Le communiqué du conseil stipule que le groupe a incité à des comportements violents, tant à travers ses actes que par le soutien à certains comptes sur les réseaux sociaux. Ce mouvement, contestait la décision, mentionnant un manque d'objectivité dans l'évaluation des faits qui lui étaient reprochés.
Constitué en 2018 par Raphaël Arnault, député aujourd'hui, La Jeune Garde est accusée par le gouvernement de « provoquer » des actes de violence, souvent suivis de conséquences fâcheuses. Son comportement a été scruté de près dans le cadre d'affrontements violents survenus à Paris, Lyon et Strasbourg.

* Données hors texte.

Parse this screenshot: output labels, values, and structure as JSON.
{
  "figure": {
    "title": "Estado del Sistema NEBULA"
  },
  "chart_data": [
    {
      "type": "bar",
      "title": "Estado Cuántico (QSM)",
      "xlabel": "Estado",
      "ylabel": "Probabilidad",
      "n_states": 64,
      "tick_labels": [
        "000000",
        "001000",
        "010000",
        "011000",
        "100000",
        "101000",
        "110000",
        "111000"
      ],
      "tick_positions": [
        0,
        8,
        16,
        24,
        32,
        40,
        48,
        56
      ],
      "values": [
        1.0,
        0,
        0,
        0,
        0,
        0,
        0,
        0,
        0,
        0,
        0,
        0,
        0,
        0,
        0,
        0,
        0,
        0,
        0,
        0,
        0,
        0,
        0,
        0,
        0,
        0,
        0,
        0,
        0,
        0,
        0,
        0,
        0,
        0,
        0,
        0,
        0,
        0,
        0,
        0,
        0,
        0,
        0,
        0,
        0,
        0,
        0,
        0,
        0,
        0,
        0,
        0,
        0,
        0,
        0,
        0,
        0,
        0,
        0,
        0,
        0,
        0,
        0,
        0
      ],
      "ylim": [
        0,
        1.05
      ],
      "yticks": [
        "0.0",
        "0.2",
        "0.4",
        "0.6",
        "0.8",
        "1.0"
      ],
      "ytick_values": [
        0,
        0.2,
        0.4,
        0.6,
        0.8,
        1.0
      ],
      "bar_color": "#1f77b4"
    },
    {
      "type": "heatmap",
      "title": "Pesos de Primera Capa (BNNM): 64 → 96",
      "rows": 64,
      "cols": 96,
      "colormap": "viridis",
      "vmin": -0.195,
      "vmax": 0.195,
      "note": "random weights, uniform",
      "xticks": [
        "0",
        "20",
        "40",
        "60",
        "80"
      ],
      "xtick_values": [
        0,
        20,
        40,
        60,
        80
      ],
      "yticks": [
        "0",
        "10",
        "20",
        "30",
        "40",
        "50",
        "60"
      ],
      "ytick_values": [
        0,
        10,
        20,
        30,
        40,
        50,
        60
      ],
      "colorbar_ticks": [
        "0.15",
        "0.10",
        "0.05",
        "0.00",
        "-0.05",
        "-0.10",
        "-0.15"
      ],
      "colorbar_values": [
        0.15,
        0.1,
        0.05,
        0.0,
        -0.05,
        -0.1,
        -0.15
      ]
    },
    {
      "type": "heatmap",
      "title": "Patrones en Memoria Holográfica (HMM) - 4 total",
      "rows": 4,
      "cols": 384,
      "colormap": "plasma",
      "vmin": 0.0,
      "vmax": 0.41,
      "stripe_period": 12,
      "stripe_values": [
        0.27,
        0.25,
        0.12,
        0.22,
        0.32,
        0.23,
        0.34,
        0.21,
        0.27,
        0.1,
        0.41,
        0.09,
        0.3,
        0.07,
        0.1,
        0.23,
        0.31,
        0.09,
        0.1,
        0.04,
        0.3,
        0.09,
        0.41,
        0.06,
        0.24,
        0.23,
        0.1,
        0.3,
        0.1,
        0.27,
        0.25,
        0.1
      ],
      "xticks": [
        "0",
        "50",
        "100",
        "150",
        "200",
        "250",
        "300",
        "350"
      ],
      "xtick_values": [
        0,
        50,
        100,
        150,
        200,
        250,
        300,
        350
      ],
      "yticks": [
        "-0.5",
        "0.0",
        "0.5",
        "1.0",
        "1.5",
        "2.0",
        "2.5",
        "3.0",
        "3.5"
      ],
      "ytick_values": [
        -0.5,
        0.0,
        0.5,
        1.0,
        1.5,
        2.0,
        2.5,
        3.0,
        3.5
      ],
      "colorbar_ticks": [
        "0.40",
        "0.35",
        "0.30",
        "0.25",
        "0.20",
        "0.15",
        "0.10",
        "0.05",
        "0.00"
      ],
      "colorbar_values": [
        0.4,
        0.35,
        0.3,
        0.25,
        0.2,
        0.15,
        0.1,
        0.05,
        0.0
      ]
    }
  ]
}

Après la dissolution, le mouvement a suscité une vive polémique, particulièrement suite à la mort de Quentin Deranque, militant radical de l'extrême droite. Une partie des suspects liés à cet incident se mouvait dans le cercle de La Jeune Garde, incitant les autorités à enquêter sur une possible reconstitution de l'organisation antifasciste. Une proposition troublante qui, selon les spécialistes en sécurité, ne peut être ignorée dans le climat actuel de tension sociale.
En raison des événements tragiques ayant marqué la ville, comme le souligne le quotidien 20 Minutes, les conséquences de cette décision de dissolution pourraient résonner au-delà de la simple suppression d'un groupe, affectant potentiellement l'équilibre de l'ordre public.